Reliance already had shown a hankering for Hollywood investment by the time this deal materialized. India's biggest entertainment conglomerate, owned by Indian billionaire Anil Dhirubhai Ambani, also announced deals with eight Hollywood production companies, including ones run by Jim Carrey, Brad Pitt, and Tom Hanks, in May at the Cannes Film Festival.

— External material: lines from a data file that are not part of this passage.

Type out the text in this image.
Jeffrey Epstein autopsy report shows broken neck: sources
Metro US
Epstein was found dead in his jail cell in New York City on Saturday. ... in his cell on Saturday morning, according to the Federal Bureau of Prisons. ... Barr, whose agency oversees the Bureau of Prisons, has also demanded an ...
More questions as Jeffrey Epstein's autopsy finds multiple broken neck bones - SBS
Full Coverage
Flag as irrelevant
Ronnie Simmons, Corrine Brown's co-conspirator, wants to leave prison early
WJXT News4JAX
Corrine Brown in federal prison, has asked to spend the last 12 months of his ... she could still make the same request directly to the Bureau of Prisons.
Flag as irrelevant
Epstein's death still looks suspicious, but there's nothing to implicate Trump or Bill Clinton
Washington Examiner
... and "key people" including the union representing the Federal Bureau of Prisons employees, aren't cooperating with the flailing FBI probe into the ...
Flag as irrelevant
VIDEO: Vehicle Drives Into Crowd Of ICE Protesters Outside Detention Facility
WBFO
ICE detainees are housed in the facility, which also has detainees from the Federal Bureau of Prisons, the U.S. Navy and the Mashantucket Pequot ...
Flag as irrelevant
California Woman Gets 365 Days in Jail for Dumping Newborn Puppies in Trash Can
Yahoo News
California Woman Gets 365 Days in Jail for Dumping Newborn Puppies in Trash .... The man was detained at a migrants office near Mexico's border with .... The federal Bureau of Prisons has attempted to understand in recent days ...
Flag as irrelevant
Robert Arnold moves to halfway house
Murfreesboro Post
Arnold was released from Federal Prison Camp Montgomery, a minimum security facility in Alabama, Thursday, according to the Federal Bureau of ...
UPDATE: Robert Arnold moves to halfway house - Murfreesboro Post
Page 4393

"This strategic partnership between Reliance, Steven [Spielberg], and Stacey [Snider] will be a cornerstone of our 'Hollywood' strategy as we continue to build film production, distribution, and exhibition interests that reach across the globe," Ambani said in a statement. With a market capitalization of more than $50 billion, The Reliance Anil Dhirubhai Ambani Group is one of India's three largest businesses.
Capital from India may help counter the effects of dwindling domestic credit. In July, Paramount announced that a $450 million financing deal with Deutsche Bank had been canceled, as the bank downsized its film financing unit. Merrill Lynch also trimmed their film-financing ventures this year.
"As the wave of American investors recedes, another is coming in," Moore tells The Am Law Daily. "A tidal wave is coming from India, and I think behind them is going to be China. The Indian financiers all speak English and understand Hollywood because they have their own Bollywood."